Tags:  Communication Skills, Co-Workers, Team Leader, Communication style

According to experts at least 80 percent of a manager's day is spent in verbal communication. That's why it is not enough to promote just the most technically competent or senior workers, businesses must ensure that the leaders of tomorrow have the ability to build solid relationships with others – especially their staff. And to do this they must have highly developed supportive communication skills to be able to give proper constructive criticism.


Using supportive communication  is not a new concept; however, it is an important one. It relies on the belief that a message can be delivered accurately and in such a way as to provide empathy, understanding and support, so that a positive interpersonal relationship results. 


To help leaders (and future leaders) to communicate in an appropriate and supportive way, here are eight principles of effective communication:


Focus on the issue. Supportive communication is not about laying blame or labeling people by their actions. Instead of telling an employee that he is insensitive, consider explaining how and why his comments were sarcastic and inappropriate. Then explain how to eliminate or improve the inappropriate behavior.

Be sure the message is consistent. Every gesture tells a story. Make sure verbal communication matches with non-verbal actions. Don't say one thing, but act differently. Avoid sarcasm in the message.

Clearly communicate the areas of success and of concern.  To help managers communicate better, they should describe the behavior or event they have observed, their reaction to it and offer an acceptable alternative behavior.

Use two-way communication. To get buy-in and agreement managers need to allow the employee time to respond. Ask them for suggestions on how they might improve their performance or correct an inappropriate behavior.

Be specific, not global. Speak in specifics not broad terms. Instead of ""You're a poor manager"" say ""You spent an hour scheduling meetings today when your assistant could have done it.""  Instead of "You did a great job" say "You did a great job collecting all the data on time and on budget"  Communicate a message that identifies exact actions and behaviors so that the employee understands what they did wrong.
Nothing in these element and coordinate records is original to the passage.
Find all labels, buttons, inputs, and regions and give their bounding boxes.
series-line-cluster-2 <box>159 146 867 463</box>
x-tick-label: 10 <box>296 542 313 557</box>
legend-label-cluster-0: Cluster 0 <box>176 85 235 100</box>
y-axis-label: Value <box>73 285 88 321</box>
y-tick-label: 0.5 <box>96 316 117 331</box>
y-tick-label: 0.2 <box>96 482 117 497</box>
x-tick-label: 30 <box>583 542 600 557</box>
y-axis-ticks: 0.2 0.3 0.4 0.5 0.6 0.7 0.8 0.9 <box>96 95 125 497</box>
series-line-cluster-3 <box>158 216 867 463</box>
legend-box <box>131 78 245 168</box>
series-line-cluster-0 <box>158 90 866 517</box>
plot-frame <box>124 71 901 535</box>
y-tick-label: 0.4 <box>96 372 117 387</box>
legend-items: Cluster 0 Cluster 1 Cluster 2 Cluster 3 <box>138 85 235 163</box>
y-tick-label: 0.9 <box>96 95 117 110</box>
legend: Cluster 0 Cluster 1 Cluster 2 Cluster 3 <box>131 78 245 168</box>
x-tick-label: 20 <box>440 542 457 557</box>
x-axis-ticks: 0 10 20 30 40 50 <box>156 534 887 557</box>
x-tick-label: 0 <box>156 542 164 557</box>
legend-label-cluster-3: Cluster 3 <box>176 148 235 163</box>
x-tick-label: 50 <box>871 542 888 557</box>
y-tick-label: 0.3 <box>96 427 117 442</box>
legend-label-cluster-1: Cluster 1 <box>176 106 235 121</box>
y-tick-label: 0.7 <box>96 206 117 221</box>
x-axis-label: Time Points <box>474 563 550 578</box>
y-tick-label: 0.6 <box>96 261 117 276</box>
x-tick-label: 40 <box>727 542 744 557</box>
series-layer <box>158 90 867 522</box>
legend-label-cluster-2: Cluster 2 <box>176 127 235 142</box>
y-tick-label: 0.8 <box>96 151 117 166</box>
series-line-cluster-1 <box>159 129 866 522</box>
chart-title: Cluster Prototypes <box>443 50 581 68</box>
Stay focused. In order to deliver a credible message, be sure to stay on track and focus on only the issue at hand. Going off topic, even introducing a completely neutral issue into the counseling session, undermines the purpose.

Take responsibility for the communication. Instead of ""we feel"" say ""I feel.""  Don't dilute the message and lose credibility by pushing responsibility for the issue onto the shoulders of everyone else.

Listen actively. Hear what the employee has to say, even if it is only to defend themselves and their behavior. Acknowledge their reaction and concerns and then guide them back to expectations.


Utilizing these steps will not only enhance a manager's ability to communicate effectively and supportively with their staff, but will enhance the interactions they share.